The U.S., China or other wealthy nations could prioritize vaccinating their citizens — even when domestic outbreaks have been contained — while health workers and populations suffering mass outbreaks in poorer countries, notably in Africa, the Middle East and Southeast Asia, are blocked from access.
The WHO and other international organizations are working to prevent such a scenario and recently received $8.8 billion in global pledges for cooperative COVID-19 vaccine development. But beyond funding and rhetoric, the WHO needs commitments, especially from China and the U.S., to a needs-based distribution of vaccines.
“Not only is it the right thing to do, it is the fastest and smartest way to end the pandemic quickly,” said Kendall Hoyt, professor of medicine at Dartmouth University and author of a book on vaccine development.
Both Xi and Trump have made vague statements about sharing. Xi said at the World Health Assembly last month that Chinese-developed vaccines would be a “global public good,” accessible and affordable in developing countries. Trump said at a briefing in May that “we have no ego. Whoever gets it, we think it’s great.”

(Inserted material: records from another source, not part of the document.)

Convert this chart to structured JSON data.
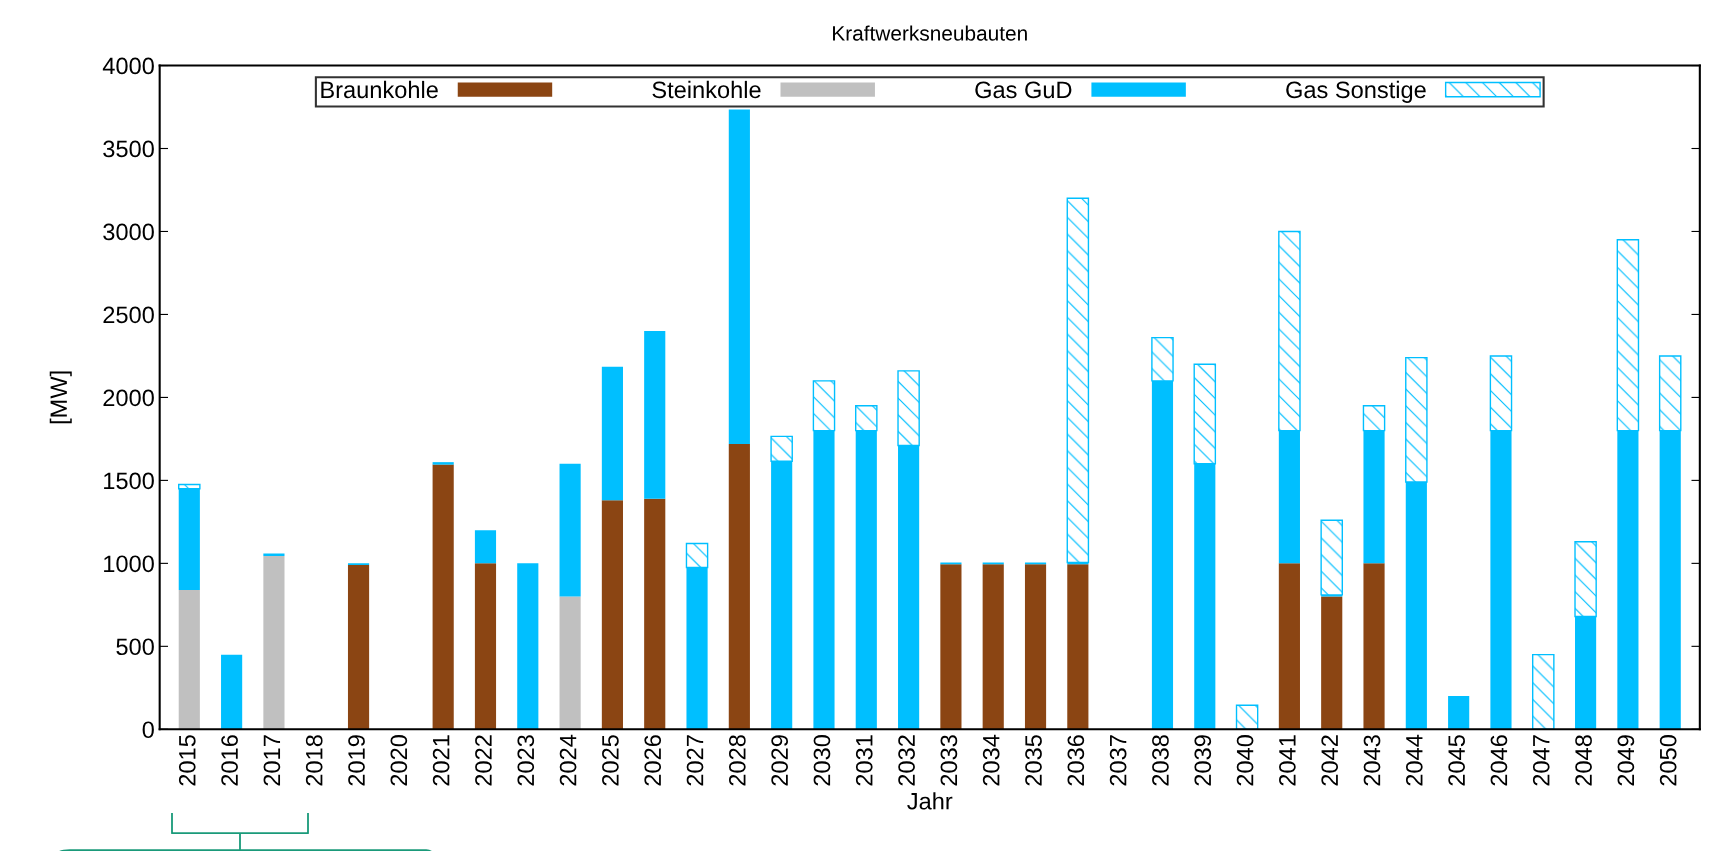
{
  "chart_data": {
    "type": "bar",
    "title": "Kraftwerksneubauten",
    "xlabel": "Jahr",
    "ylabel": "[MW]",
    "stacked": true,
    "categories": [
      "2015",
      "2016",
      "2017",
      "2018",
      "2019",
      "2020",
      "2021",
      "2022",
      "2023",
      "2024",
      "2025",
      "2026",
      "2027",
      "2028",
      "2029",
      "2030",
      "2031",
      "2032",
      "2033",
      "2034",
      "2035",
      "2036",
      "2037",
      "2038",
      "2039",
      "2040",
      "2041",
      "2042",
      "2043",
      "2044",
      "2045",
      "2046",
      "2047",
      "2048",
      "2049",
      "2050"
    ],
    "series": [
      {
        "name": "Braunkohle",
        "color": "#8b4513",
        "values": [
          null,
          null,
          null,
          null,
          990,
          null,
          1595,
          1000,
          null,
          null,
          1380,
          1390,
          null,
          1720,
          null,
          null,
          null,
          null,
          995,
          995,
          995,
          995,
          null,
          null,
          null,
          null,
          1000,
          800,
          1000,
          null,
          null,
          null,
          null,
          null,
          null,
          null
        ]
      },
      {
        "name": "Steinkohle",
        "color": "#c0c0c0",
        "values": [
          840,
          null,
          1045,
          null,
          null,
          null,
          null,
          null,
          null,
          800,
          null,
          null,
          null,
          null,
          null,
          null,
          null,
          null,
          null,
          null,
          null,
          null,
          null,
          null,
          null,
          null,
          null,
          null,
          null,
          null,
          null,
          null,
          null,
          null,
          null,
          null
        ]
      },
      {
        "name": "Gas GuD",
        "color": "#00bfff",
        "values": [
          610,
          450,
          15,
          null,
          10,
          null,
          15,
          200,
          1000,
          800,
          805,
          1010,
          975,
          2015,
          1615,
          1800,
          1800,
          1710,
          10,
          10,
          10,
          10,
          null,
          2100,
          1600,
          null,
          800,
          10,
          800,
          1490,
          200,
          1800,
          null,
          680,
          1800,
          1800
        ]
      },
      {
        "name": "Gas Sonstige",
        "color": "#00bfff",
        "values": [
          25,
          null,
          null,
          null,
          null,
          null,
          null,
          null,
          null,
          null,
          null,
          null,
          145,
          null,
          150,
          300,
          150,
          450,
          null,
          null,
          null,
          2195,
          null,
          260,
          600,
          145,
          1200,
          450,
          150,
          750,
          null,
          450,
          450,
          450,
          1150,
          450
        ]
      }
    ],
    "ylim": [
      0,
      4000
    ],
    "yticks": [
      0,
      500,
      1000,
      1500,
      2000,
      2500,
      3000,
      3500,
      4000
    ],
    "grid": false,
    "legend": "top"
  }
}
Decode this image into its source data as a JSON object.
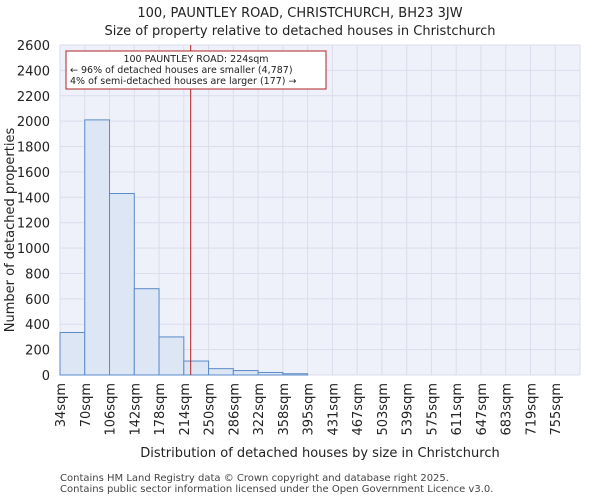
{
  "chart_data": {
    "type": "bar",
    "title": "100, PAUNTLEY ROAD, CHRISTCHURCH, BH23 3JW",
    "subtitle": "Size of property relative to detached houses in Christchurch",
    "xlabel": "Distribution of detached houses by size in Christchurch",
    "ylabel": "Number of detached properties",
    "categories": [
      "34sqm",
      "70sqm",
      "106sqm",
      "142sqm",
      "178sqm",
      "214sqm",
      "250sqm",
      "286sqm",
      "322sqm",
      "358sqm",
      "395sqm",
      "431sqm",
      "467sqm",
      "503sqm",
      "539sqm",
      "575sqm",
      "611sqm",
      "647sqm",
      "683sqm",
      "719sqm",
      "755sqm"
    ],
    "values": [
      335,
      2010,
      1430,
      680,
      300,
      110,
      50,
      35,
      20,
      10,
      0,
      0,
      0,
      0,
      0,
      0,
      0,
      0,
      0,
      0,
      0
    ],
    "ylim": [
      0,
      2600
    ],
    "yticks": [
      0,
      200,
      400,
      600,
      800,
      1000,
      1200,
      1400,
      1600,
      1800,
      2000,
      2200,
      2400,
      2600
    ],
    "bin_start": 34,
    "bin_width": 36,
    "marker_value": 224,
    "annotation": {
      "line1": "100 PAUNTLEY ROAD: 224sqm",
      "line2": "← 96% of detached houses are smaller (4,787)",
      "line3": "4% of semi-detached houses are larger (177) →"
    },
    "colors": {
      "bar_fill": "#dce6f5",
      "bar_stroke": "#5b8bc9",
      "marker": "#b22222",
      "grid": "#dcdcec",
      "plot_bg": "#eef0fa"
    }
  },
  "footer": {
    "line1": "Contains HM Land Registry data © Crown copyright and database right 2025.",
    "line2": "Contains public sector information licensed under the Open Government Licence v3.0."
  }
}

But neither country has made concrete commitments to needs-based distribution. The U.S. jeopardized a shared global approach recently when it withdrew from the WHO. China’s June white paper said the vaccine would be a global public product “once it is developed and deployed in China.”
The politics of a vaccine is just as complicated as the science. If China gets a vaccine first, the U.S. is unlikely to use it because of distrust in Chinese data, said Bonnie Glaser, director of the China Power Project at the Center for Strategic and International Studies.

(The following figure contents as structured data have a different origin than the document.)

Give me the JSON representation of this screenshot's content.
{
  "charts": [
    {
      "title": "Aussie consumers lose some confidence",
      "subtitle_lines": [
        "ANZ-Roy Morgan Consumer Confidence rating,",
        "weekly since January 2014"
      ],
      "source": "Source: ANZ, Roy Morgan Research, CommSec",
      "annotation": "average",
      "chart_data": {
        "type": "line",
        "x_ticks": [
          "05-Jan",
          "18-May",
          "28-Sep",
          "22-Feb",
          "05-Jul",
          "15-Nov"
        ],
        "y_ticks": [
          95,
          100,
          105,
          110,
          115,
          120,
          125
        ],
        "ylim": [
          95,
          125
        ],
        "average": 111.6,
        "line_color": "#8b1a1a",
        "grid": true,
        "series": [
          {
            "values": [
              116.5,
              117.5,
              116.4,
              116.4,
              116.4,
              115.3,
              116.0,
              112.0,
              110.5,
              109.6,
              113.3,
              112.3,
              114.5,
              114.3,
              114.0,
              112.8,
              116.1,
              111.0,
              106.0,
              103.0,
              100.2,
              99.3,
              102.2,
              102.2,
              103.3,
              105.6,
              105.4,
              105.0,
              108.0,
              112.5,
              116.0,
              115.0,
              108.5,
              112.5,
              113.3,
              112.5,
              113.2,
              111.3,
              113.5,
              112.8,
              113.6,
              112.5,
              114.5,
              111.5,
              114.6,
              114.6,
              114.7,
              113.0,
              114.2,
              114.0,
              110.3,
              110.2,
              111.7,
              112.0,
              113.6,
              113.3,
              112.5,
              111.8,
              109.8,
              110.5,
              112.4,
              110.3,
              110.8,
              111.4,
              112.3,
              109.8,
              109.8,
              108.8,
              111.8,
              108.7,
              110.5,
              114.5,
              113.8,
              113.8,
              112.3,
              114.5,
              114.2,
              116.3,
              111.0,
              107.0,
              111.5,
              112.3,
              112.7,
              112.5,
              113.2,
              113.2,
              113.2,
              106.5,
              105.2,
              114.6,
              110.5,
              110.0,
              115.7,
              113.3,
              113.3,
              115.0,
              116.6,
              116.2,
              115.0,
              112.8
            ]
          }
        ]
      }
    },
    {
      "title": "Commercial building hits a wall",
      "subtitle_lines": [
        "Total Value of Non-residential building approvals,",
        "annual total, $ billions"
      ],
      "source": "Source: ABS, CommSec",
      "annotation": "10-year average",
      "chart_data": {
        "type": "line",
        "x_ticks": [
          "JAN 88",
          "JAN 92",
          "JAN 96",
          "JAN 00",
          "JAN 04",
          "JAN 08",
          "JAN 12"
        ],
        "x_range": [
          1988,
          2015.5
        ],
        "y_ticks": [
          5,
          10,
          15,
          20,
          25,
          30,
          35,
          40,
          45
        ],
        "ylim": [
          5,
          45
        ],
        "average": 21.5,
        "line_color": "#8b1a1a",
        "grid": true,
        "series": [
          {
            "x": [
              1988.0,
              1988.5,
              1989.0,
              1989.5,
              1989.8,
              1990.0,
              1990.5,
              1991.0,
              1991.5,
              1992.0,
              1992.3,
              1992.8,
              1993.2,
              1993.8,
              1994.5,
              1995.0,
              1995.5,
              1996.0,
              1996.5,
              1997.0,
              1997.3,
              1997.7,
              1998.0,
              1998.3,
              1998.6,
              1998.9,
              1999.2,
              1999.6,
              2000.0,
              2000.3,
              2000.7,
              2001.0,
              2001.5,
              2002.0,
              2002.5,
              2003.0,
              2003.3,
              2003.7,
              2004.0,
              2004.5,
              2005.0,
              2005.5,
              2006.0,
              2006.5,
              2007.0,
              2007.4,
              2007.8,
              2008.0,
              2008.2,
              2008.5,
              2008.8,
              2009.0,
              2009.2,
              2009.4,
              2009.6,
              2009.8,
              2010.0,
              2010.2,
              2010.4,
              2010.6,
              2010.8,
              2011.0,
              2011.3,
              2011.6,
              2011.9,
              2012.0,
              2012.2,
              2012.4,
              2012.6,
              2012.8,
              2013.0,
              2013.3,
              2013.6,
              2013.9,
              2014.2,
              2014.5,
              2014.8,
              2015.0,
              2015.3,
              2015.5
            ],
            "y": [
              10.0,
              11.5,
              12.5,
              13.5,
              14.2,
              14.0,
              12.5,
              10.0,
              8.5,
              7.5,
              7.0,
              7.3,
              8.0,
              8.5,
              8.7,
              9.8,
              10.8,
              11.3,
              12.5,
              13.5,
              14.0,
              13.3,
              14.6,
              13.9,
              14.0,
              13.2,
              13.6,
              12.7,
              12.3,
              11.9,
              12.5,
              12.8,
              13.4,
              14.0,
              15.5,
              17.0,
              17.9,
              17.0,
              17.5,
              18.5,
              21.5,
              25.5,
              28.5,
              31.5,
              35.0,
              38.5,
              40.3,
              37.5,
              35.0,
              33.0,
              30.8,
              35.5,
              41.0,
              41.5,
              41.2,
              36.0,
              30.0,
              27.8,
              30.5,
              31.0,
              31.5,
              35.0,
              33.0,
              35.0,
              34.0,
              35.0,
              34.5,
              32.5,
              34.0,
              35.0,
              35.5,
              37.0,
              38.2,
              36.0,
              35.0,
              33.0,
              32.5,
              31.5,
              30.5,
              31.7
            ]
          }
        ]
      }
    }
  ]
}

“People would be skeptical and concerned about the safety and efficacy of a Chinese vaccine,” she said. Even within China, recurrent vaccine and food safety scandals have caused a crisis of public confidence in regulatory authorities, despite their endorsement by the WHO.
But other countries, especially those in the developing world, would probably be “just fine with it,” she said.
China already produces many vaccines for developing countries. They include more than 400 million doses of a Japanese encephalitis vaccine, for example, delivered to Laos and other nations with support from the Bill & Melinda Gates Foundation.
Sheng Ding, director of the Global Health Drug Discovery Institute — a joint initiative by Tsinghua University, the Gates Foundation, and the Beijing municipal government — said that several vaccines might be available by the end of 2020 or early 2021, at least for emergency use on high-risk groups such as front-line health workers.
Or there might be no successful vaccine at all, he said, despite all the racing.
“We really need to manage that hope. A vaccine is not the only option,” he said. Scientists are also working on drug treatments, neutralizing antibodies, better diagnostics and other tools to cope with the virus before anyone finds a vaccine.
Sheng is also working on a vaccine candidate not yet in clinical trials.
“There’s no guarantee,” he said, that it would work — or that any of the current vaccines would work. “But we just have to do it. Otherwise, we will not know.”
Times staff writer Don Lee in Washington contributed to this report.